By Greg Stobart at The Hawthorns
The only thing missing from the banner unfurled in the Liverpool end before the game was a sarcastic smirk.
“Thanks for the grey hair, Roy” it read in reference to Roy Hodgson's doomed 191-day spell as Liverpool manager during which he could never win over the fans or emerge from the shadow of Kenny Dalglish.
In his time at Anfield, Hodgson was mocked as “small time” and derided for his negative tactics as every poor performance or result was met with a clamour for the former Fulham boss to be replaced by Dalglish, a Kop hero.
Dalglish, after all, had made no secret of his desire to take over following Rafael Benitez's departure last summer, and Hodgson always felt that he was fighting a losing battle with the Reds fans.
Hodgson was keen to downplay any talk of revenge at the Hawthorns on Saturday, but he would surely have felt that a point was proved as his West Brom side secured a crucial 2-1 victory over the club that sacked him in January.
“There is no extra pleasure that it was against Liverpool,” insisted the 63-year-old after watching the Baggies climb to 12th in the Premier League.
It was hard to believe that he did not take some added satisfaction from watching West Brom thoroughly outplay Liverpool, from shoving the abuse he has received from Liverpool fans back down their throats.
Yet in reality, both Hodgson and Liverpool are in better positions following the split.
Hodgson is now at a club where he is wanted and respected, where he will be given an opportunity to replicate his achievements in his two-and-a-half years at Fulham, where the likes of Paul Konchesky and Christian Poulsen would be considered decent signings.
Friendly fire | Hodgson and Dalglish share an enthusiastic handshake before kick-off
Liverpool are also progressing with Dalglish at the helm, a uniting force more in tune with the ambitions of the club and more immune from criticism.
"It was hard to believe that he did not take some added satisfaction from watching West Brom thoroughly outplay Liverpool, from shoving the abuse he has received from Liverpool fans back down their throats"
Hodgson still believes he would have been a success at Anfield but now he is working in an environment at West Brom where the expectations are more familiar and the crowd are already chanting his name after seeing an immediate upturn in performances and results.
Gone is the gaunt and trodden expression that he wore so often at Liverpool and back is the enthusiastic football man who many wanted to replace Fabio Capello as England manager last summer.
Perhaps Hodgson is more suited to smaller clubs where he does not suffer from such a weight of expectation or scrutiny from both supporters and the media.
Or maybe Hodgson and Liverpool were simply the wrong match for each other at a terribly difficult time in the club's history.
Whatever the reasoning, the Baggies players are responding to Hodgson's training methods and tactics far more positively than did those of Liverpool.
West Brom were organised at the back, comfortable in possession and played with pace and aggression as they swarmed all over the Merseysiders.
What West Brom also have is team spirit, and it was needed as they recovered from Martin Skrtel's 50th minute opener – a header against the run of play – to take all three points.
They did so thanks to two penalties from Chris Brunt, both won by the excellent Peter Odemwingie, who was hauled down by Sotirios Kyrgiakos for the first spot-kick and then Pepe Reina to allow Brunt to slam home a dramatic winner two minutes from time.
But for an outstanding performance from Reina in the Liverpool goal, West Brom could have scored four of five as Odemwingie and Jerome Thomas terrorised the visitors with their speed and movement.
While Kyrgiakos and Jamie Carragher creaked under the West Brom pressure, Andy Carroll threatened to run a hole into the ground up front with his lack of movement.

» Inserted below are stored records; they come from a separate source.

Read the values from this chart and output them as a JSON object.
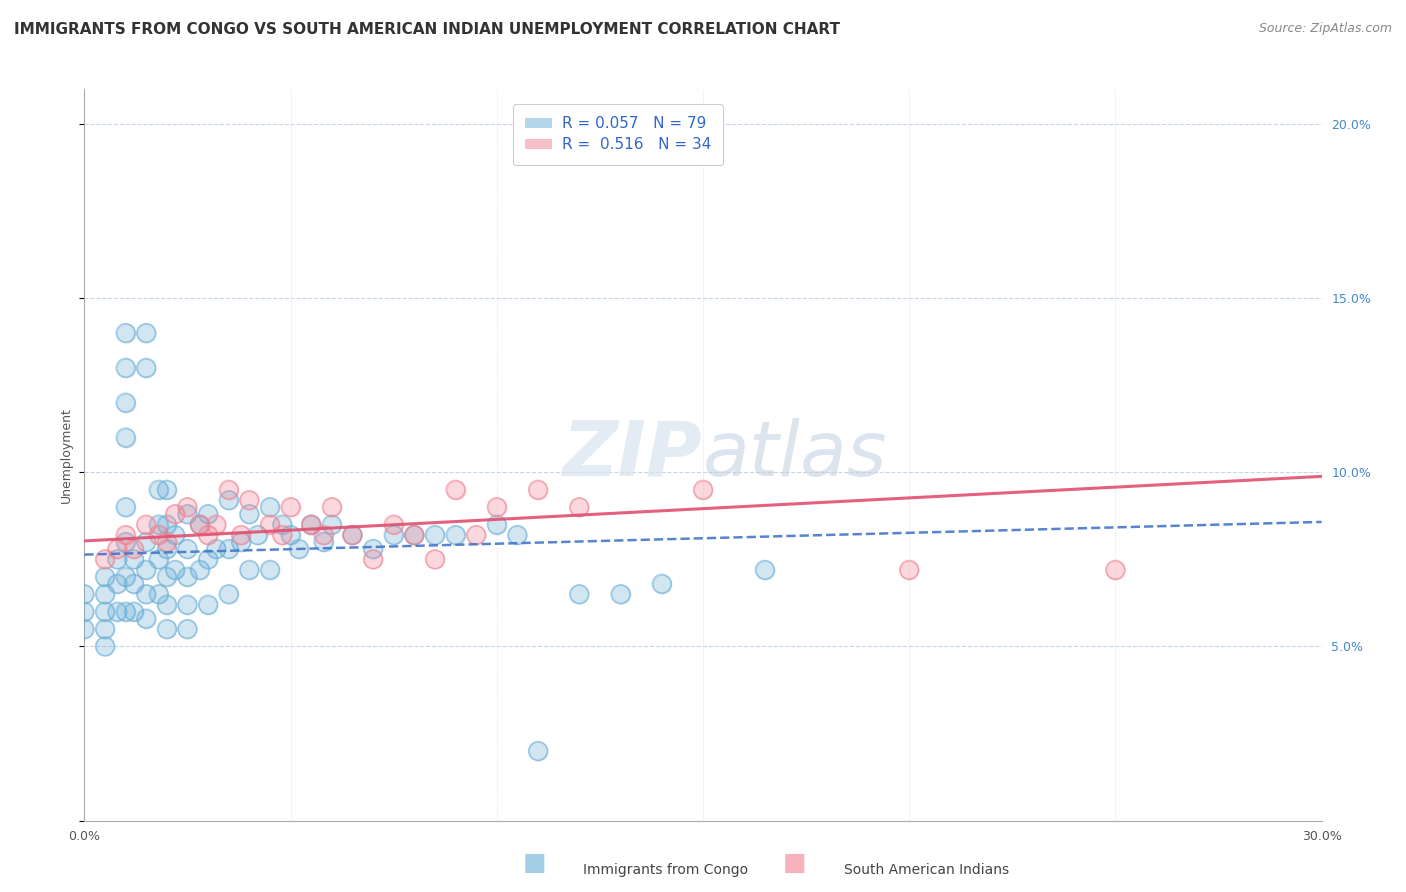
{
  "title": "IMMIGRANTS FROM CONGO VS SOUTH AMERICAN INDIAN UNEMPLOYMENT CORRELATION CHART",
  "source": "Source: ZipAtlas.com",
  "ylabel": "Unemployment",
  "xlim": [
    0,
    0.3
  ],
  "ylim": [
    0,
    0.21
  ],
  "series1_label": "Immigrants from Congo",
  "series2_label": "South American Indians",
  "series1_color": "#6aaed6",
  "series2_color": "#f08090",
  "series1_line_color": "#4477cc",
  "series2_line_color": "#e05070",
  "series1_R": 0.057,
  "series2_R": 0.516,
  "series1_N": 79,
  "series2_N": 34,
  "background_color": "#ffffff",
  "grid_color": "#c8d4e8",
  "watermark": "ZIPatlas",
  "congo_x": [
    0.0,
    0.0,
    0.0,
    0.005,
    0.005,
    0.005,
    0.005,
    0.005,
    0.008,
    0.008,
    0.008,
    0.01,
    0.01,
    0.01,
    0.01,
    0.01,
    0.01,
    0.01,
    0.01,
    0.012,
    0.012,
    0.012,
    0.015,
    0.015,
    0.015,
    0.015,
    0.015,
    0.015,
    0.018,
    0.018,
    0.018,
    0.018,
    0.02,
    0.02,
    0.02,
    0.02,
    0.02,
    0.02,
    0.022,
    0.022,
    0.025,
    0.025,
    0.025,
    0.025,
    0.025,
    0.028,
    0.028,
    0.03,
    0.03,
    0.03,
    0.032,
    0.035,
    0.035,
    0.035,
    0.038,
    0.04,
    0.04,
    0.042,
    0.045,
    0.045,
    0.048,
    0.05,
    0.052,
    0.055,
    0.058,
    0.06,
    0.065,
    0.07,
    0.075,
    0.08,
    0.085,
    0.09,
    0.1,
    0.105,
    0.11,
    0.12,
    0.13,
    0.14,
    0.165
  ],
  "congo_y": [
    0.065,
    0.06,
    0.055,
    0.07,
    0.065,
    0.06,
    0.055,
    0.05,
    0.075,
    0.068,
    0.06,
    0.14,
    0.13,
    0.12,
    0.11,
    0.09,
    0.08,
    0.07,
    0.06,
    0.075,
    0.068,
    0.06,
    0.14,
    0.13,
    0.08,
    0.072,
    0.065,
    0.058,
    0.095,
    0.085,
    0.075,
    0.065,
    0.095,
    0.085,
    0.078,
    0.07,
    0.062,
    0.055,
    0.082,
    0.072,
    0.088,
    0.078,
    0.07,
    0.062,
    0.055,
    0.085,
    0.072,
    0.088,
    0.075,
    0.062,
    0.078,
    0.092,
    0.078,
    0.065,
    0.08,
    0.088,
    0.072,
    0.082,
    0.09,
    0.072,
    0.085,
    0.082,
    0.078,
    0.085,
    0.08,
    0.085,
    0.082,
    0.078,
    0.082,
    0.082,
    0.082,
    0.082,
    0.085,
    0.082,
    0.02,
    0.065,
    0.065,
    0.068,
    0.072
  ],
  "sai_x": [
    0.005,
    0.008,
    0.01,
    0.012,
    0.015,
    0.018,
    0.02,
    0.022,
    0.025,
    0.028,
    0.03,
    0.032,
    0.035,
    0.038,
    0.04,
    0.045,
    0.048,
    0.05,
    0.055,
    0.058,
    0.06,
    0.065,
    0.07,
    0.075,
    0.08,
    0.085,
    0.09,
    0.095,
    0.1,
    0.11,
    0.12,
    0.15,
    0.2,
    0.25
  ],
  "sai_y": [
    0.075,
    0.078,
    0.082,
    0.078,
    0.085,
    0.082,
    0.08,
    0.088,
    0.09,
    0.085,
    0.082,
    0.085,
    0.095,
    0.082,
    0.092,
    0.085,
    0.082,
    0.09,
    0.085,
    0.082,
    0.09,
    0.082,
    0.075,
    0.085,
    0.082,
    0.075,
    0.095,
    0.082,
    0.09,
    0.095,
    0.09,
    0.095,
    0.072,
    0.072
  ],
  "title_fontsize": 11,
  "source_fontsize": 9,
  "axis_label_fontsize": 9,
  "tick_fontsize": 9,
  "legend_fontsize": 11
}
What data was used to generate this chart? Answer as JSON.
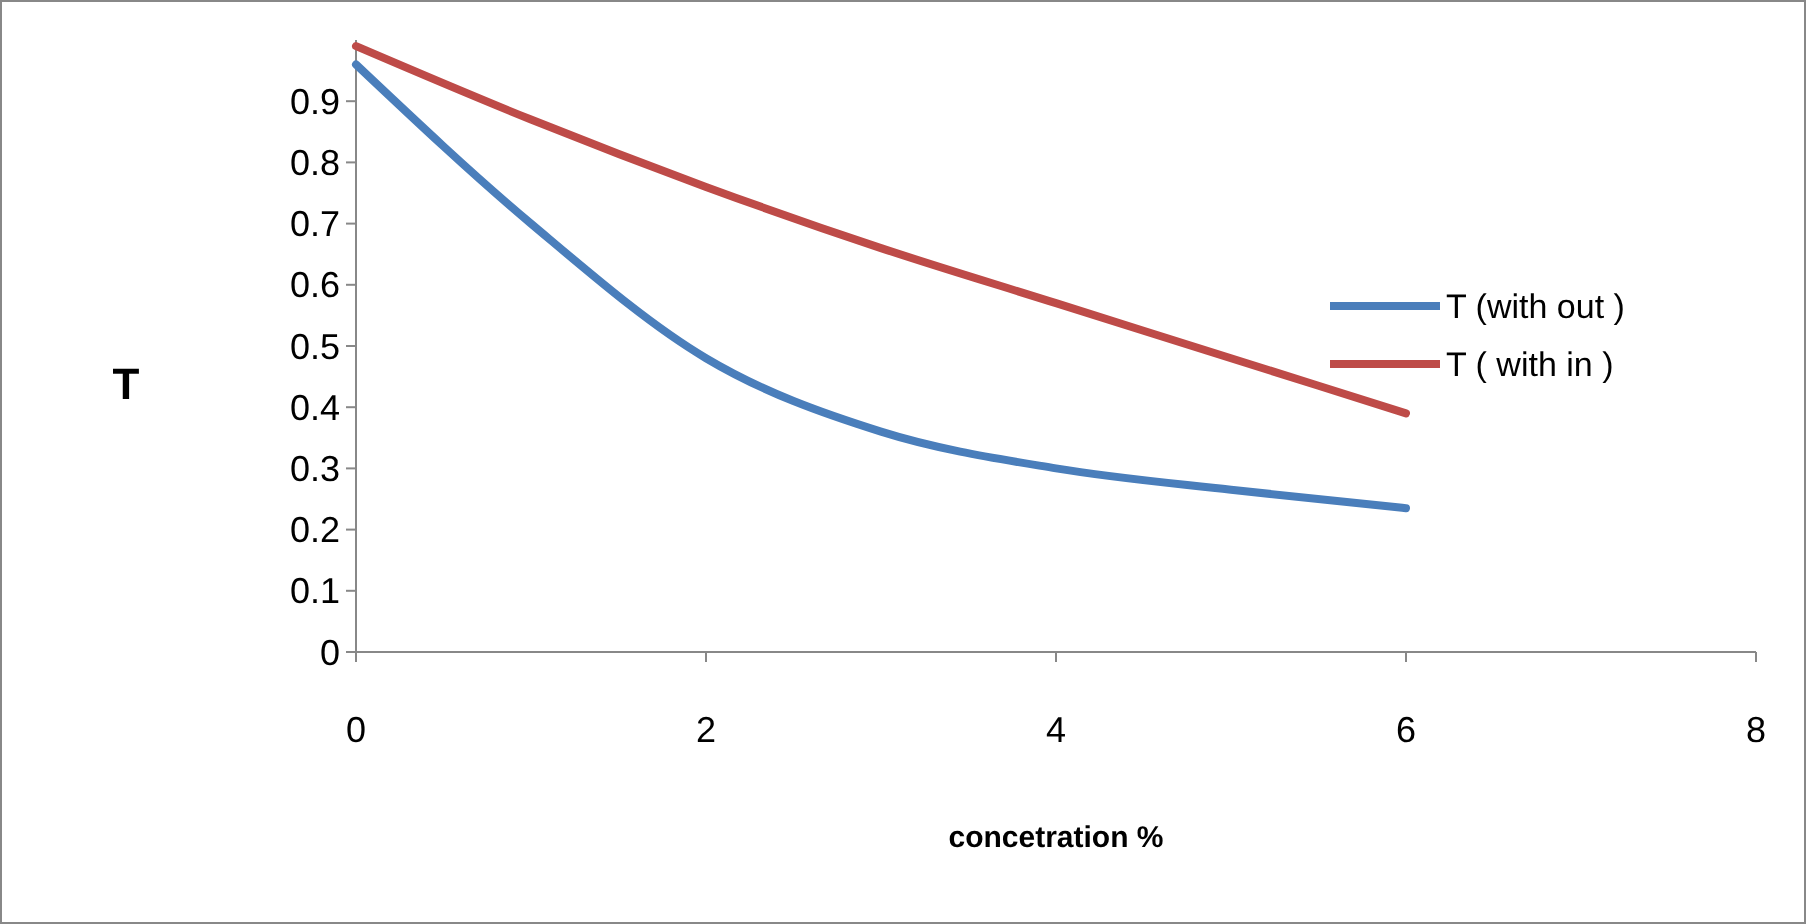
{
  "chart_data": {
    "type": "line",
    "xlabel": "concetration %",
    "ylabel": "T",
    "x": [
      0,
      1,
      2,
      3,
      4,
      5,
      6
    ],
    "series": [
      {
        "name": "T (with out )",
        "color": "#4a7ebb",
        "values": [
          0.96,
          0.7,
          0.48,
          0.36,
          0.3,
          0.265,
          0.235
        ]
      },
      {
        "name": "T ( with in )",
        "color": "#be4b48",
        "values": [
          0.99,
          0.87,
          0.76,
          0.66,
          0.57,
          0.48,
          0.39
        ]
      }
    ],
    "xlim": [
      0,
      8
    ],
    "xticks": [
      0,
      2,
      4,
      6,
      8
    ],
    "ylim": [
      0,
      1
    ],
    "yticks": [
      0,
      0.1,
      0.2,
      0.3,
      0.4,
      0.5,
      0.6,
      0.7,
      0.8,
      0.9
    ],
    "grid": false,
    "legend": "top right",
    "marker": "none",
    "line_style": "solid"
  }
}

The £35 million man was clearly off the pace and struggled to make an impact alongside Luis Suarez, who was by far Liverpool's best player with his trickery and ideas in the final third.
The Uruguayan striker almost made it 2-2 with virtually the last kick of the game as his wonderful lob in the fifth minute of stoppage time was cleared on the goal-line by Nicky Shorey.
The final whistle blew seconds later. The afternoon belonged to Hodgson. If West Brom avoid relegation this season, their fans will be thanking him for a lot more than his hair.